The datasets were enriched with contextual information through the addition of 13 standardised metadata fields to help with assessment and governance of the data – including details of the primary researchers, a description of the project, location details for the resource and licensing information.
The final step was to integrate with the data repository solution used by each node’s host institution (the University of Adelaide’s Figshare for The Plant Accelerator® and ANU Data Commons for the ANU node) to publish the data and its associated metadata, and then assign a DOI to uniquely reference each dataset.
Completing APPF’s part of the Data Retention Program was a significant undertaking.

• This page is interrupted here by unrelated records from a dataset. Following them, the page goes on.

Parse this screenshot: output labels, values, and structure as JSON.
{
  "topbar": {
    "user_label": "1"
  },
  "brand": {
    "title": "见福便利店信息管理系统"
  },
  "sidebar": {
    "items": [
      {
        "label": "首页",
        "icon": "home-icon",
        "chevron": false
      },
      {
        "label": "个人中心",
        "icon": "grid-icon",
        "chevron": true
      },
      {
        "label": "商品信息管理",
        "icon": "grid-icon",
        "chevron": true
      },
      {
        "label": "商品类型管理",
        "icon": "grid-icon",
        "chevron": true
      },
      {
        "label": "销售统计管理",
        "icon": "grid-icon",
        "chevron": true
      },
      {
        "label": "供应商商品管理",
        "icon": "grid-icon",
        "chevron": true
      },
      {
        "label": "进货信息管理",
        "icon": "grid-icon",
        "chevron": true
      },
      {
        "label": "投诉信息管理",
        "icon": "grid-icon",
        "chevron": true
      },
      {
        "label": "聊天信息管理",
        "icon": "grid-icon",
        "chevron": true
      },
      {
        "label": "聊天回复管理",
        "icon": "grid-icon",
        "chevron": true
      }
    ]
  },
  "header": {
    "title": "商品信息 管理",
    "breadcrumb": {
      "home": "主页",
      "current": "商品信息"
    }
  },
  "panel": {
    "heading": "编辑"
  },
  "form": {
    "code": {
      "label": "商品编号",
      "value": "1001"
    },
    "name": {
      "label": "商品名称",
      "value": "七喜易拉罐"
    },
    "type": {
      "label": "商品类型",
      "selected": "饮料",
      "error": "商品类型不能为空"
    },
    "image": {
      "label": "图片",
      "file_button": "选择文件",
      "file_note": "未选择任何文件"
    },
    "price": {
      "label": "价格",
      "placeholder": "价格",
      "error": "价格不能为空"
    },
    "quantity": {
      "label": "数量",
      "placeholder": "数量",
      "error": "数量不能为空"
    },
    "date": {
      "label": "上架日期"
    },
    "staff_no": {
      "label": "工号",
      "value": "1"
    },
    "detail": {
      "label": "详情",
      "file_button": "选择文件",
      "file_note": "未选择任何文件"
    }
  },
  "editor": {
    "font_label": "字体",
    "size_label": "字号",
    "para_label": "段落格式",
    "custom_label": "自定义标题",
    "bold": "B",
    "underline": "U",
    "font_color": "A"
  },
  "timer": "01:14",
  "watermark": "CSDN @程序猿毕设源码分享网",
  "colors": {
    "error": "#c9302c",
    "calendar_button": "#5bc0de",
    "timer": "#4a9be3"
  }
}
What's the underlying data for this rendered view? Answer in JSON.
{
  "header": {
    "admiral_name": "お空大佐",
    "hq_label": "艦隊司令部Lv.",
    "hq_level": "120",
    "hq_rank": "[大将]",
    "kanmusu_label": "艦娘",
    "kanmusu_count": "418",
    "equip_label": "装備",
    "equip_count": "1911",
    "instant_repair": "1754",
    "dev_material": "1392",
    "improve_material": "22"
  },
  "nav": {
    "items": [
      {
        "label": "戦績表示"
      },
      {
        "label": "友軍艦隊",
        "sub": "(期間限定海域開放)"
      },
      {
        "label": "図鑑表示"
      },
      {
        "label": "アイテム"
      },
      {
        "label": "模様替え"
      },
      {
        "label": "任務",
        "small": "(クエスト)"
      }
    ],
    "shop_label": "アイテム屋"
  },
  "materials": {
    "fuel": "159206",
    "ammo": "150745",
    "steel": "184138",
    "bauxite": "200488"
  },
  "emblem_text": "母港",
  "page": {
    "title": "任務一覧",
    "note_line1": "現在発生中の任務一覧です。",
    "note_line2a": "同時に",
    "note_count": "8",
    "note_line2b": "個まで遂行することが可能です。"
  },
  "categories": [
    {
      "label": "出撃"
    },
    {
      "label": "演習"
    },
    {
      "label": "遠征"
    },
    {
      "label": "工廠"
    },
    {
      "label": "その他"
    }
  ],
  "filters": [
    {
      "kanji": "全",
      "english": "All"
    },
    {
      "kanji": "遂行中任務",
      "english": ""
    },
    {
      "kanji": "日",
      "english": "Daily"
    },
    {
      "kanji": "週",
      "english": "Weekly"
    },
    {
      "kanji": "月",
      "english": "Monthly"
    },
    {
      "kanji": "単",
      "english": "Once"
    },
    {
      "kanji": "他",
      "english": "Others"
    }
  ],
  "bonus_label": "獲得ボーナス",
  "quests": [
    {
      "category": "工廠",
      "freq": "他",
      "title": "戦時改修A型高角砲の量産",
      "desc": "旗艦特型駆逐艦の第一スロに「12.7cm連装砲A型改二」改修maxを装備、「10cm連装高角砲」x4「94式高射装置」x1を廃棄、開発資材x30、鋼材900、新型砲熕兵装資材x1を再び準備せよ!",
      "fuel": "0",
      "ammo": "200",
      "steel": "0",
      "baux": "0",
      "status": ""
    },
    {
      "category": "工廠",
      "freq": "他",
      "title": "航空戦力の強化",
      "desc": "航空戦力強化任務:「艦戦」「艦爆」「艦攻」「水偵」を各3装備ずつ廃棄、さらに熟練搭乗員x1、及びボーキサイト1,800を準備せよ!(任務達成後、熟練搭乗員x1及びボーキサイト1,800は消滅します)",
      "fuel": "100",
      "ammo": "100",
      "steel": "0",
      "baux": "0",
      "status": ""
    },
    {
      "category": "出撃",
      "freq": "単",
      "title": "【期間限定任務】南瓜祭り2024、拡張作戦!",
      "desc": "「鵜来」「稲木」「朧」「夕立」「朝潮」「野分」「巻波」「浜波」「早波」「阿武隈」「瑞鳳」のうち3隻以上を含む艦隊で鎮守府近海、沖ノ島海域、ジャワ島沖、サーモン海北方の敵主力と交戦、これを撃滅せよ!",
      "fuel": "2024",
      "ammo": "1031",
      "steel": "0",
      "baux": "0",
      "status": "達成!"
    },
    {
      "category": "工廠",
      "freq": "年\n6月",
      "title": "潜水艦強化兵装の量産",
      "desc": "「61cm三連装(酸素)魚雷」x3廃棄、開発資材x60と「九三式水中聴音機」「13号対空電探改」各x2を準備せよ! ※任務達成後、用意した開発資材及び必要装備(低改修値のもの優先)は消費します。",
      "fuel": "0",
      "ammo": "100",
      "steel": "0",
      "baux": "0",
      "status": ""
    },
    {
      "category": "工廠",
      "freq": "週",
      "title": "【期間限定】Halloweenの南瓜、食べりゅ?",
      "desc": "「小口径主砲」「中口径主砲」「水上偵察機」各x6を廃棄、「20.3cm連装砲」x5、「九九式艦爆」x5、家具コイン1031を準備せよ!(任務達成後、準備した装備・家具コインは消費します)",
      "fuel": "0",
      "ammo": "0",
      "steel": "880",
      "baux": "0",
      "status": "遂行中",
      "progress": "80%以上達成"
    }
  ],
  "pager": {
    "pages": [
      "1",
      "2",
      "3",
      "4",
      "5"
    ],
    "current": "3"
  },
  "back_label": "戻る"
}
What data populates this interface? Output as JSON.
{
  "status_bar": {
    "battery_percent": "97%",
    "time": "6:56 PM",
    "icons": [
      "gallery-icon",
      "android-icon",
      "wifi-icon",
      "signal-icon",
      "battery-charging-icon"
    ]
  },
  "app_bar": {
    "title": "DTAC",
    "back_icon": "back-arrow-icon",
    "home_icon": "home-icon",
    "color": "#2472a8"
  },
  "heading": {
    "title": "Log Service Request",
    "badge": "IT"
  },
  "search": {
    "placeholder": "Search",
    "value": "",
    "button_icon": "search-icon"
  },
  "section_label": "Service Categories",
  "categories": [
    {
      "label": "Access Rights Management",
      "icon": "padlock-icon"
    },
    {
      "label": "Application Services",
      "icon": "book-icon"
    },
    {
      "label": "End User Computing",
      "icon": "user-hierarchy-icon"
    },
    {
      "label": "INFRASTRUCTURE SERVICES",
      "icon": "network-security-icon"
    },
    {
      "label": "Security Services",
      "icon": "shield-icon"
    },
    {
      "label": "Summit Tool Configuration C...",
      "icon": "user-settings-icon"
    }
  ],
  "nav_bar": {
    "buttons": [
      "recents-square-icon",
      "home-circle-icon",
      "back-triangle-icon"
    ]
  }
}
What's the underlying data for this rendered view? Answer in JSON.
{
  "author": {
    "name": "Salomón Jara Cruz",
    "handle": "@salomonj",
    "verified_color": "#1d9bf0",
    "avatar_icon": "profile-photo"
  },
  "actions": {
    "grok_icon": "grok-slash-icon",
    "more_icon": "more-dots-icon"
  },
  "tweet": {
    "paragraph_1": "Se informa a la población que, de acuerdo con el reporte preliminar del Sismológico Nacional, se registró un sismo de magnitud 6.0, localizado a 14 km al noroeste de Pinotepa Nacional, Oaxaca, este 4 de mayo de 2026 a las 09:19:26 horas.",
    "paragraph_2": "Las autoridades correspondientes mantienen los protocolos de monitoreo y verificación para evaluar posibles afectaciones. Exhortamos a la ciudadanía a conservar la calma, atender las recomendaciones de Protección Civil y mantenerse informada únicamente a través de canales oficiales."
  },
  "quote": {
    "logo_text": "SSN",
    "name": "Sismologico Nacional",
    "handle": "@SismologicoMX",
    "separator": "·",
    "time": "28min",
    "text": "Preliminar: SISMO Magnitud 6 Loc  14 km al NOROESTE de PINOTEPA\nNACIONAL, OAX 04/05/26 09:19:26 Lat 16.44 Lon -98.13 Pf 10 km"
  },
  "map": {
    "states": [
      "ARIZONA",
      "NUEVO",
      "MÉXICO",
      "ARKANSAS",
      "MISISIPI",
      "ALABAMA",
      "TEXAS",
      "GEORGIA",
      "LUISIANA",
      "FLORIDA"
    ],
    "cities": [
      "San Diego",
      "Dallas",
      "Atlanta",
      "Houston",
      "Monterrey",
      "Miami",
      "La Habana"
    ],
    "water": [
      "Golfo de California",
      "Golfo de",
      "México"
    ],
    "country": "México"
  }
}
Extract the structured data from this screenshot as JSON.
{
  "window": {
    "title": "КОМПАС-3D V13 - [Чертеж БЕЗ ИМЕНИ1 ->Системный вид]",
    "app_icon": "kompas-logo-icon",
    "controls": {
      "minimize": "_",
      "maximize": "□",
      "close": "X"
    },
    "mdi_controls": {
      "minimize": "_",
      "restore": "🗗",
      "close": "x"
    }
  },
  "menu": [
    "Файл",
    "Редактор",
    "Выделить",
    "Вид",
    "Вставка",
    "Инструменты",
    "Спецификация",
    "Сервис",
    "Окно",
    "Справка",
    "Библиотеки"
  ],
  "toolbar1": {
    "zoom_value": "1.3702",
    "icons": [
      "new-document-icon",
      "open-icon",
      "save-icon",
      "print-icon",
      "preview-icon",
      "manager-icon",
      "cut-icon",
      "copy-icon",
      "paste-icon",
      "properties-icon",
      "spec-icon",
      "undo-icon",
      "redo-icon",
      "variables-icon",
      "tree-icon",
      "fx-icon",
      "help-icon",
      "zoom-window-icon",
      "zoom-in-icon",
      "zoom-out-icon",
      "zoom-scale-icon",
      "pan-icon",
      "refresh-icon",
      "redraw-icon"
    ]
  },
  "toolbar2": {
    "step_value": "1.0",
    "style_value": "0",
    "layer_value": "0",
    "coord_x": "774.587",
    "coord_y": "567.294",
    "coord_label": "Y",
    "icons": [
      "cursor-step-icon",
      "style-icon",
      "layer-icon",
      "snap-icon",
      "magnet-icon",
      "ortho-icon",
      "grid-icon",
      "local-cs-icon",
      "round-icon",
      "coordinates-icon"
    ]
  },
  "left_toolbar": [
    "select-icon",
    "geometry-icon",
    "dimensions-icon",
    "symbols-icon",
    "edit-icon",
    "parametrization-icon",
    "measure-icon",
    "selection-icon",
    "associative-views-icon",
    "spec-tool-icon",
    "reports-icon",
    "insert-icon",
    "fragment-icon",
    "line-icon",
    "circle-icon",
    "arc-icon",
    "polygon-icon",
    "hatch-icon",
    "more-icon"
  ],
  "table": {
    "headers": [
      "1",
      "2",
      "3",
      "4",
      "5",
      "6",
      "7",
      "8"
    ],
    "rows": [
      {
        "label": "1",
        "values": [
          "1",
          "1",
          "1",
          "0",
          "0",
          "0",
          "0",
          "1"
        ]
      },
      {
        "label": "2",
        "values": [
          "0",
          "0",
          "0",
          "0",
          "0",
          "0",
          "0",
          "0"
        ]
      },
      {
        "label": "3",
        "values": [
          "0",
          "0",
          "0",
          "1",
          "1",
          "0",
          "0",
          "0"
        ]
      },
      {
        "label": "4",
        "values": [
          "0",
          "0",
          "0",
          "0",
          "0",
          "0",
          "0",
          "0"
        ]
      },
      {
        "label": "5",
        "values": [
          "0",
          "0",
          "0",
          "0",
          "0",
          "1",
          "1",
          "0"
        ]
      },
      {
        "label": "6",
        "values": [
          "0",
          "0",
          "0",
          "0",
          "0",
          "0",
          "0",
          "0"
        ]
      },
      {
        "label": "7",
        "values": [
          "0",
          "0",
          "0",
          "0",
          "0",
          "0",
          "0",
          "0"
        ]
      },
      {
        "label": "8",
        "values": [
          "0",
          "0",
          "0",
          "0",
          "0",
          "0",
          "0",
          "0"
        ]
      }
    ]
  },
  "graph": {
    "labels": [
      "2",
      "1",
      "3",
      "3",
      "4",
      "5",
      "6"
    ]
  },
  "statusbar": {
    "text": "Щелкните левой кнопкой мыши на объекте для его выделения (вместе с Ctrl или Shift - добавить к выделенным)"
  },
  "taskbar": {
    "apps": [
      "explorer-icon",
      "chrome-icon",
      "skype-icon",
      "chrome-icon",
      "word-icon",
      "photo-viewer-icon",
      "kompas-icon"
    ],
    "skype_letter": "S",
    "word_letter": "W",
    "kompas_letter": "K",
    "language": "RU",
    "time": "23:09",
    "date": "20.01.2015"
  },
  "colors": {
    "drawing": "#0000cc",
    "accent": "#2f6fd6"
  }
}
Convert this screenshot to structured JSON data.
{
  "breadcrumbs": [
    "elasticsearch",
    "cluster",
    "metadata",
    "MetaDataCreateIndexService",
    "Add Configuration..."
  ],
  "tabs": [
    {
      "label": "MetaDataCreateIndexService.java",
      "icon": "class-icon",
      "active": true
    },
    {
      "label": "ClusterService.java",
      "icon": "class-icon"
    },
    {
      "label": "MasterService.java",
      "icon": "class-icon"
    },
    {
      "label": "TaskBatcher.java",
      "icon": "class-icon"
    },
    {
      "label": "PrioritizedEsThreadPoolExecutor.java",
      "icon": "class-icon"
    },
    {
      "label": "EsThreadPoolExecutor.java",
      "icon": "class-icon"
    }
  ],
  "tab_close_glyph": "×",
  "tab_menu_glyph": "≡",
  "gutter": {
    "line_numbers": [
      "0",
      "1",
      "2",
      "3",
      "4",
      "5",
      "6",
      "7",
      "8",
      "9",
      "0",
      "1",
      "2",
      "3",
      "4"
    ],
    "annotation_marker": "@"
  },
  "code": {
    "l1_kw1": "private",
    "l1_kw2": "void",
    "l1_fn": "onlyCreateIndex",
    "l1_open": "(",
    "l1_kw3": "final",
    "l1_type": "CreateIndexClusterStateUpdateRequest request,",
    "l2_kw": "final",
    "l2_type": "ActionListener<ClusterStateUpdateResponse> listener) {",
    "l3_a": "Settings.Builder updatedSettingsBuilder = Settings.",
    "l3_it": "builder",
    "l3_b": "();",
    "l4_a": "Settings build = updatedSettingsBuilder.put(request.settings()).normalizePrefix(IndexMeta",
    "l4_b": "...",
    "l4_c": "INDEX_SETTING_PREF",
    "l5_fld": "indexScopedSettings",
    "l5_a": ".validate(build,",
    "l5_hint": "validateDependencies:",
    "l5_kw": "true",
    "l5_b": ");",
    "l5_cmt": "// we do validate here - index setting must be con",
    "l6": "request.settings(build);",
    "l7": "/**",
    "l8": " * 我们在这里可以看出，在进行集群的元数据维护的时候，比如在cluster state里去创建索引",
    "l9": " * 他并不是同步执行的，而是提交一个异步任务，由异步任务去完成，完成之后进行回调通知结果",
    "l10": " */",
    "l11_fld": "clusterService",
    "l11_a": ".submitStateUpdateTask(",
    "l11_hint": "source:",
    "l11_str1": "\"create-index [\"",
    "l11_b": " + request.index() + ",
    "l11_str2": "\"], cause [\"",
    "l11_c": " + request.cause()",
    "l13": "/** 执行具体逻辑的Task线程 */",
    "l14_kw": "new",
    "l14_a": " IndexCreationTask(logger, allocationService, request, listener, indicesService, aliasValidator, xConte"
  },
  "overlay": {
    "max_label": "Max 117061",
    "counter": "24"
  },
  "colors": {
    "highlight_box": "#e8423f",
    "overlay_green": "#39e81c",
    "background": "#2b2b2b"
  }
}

Working in partnership with ARDC, the data team published:
- 13 standardised metadata fields to improve discoverability (including persistent identifiers like DOIs, ORCIDs and RORs to uniquely reference datasets, researchers and institutions).
- 223 separate plant phenotyping datasets in institutional and national repositories.
- 06 TB of plant phenotyping images.
The team is now in the process of applying FAIR principles as a consistent framework for publishing future datasets across the APPF network. This will help create federated data collections and establish our plant phenotyping datasets as a single discoverable resource for the research community.
APPF’s data team is also leading the ARDC Multi-scalar Crop Characterisation Network (MCCN) project, which will establish protocols for consistent and FAIR data storage across all Australian crop trial sites and research projects.
This project received investment from the Australian Research Data Commons (ARDC). The ARDC is funded by the National Collaborative Research Infrastructure Strategy (NCRIS).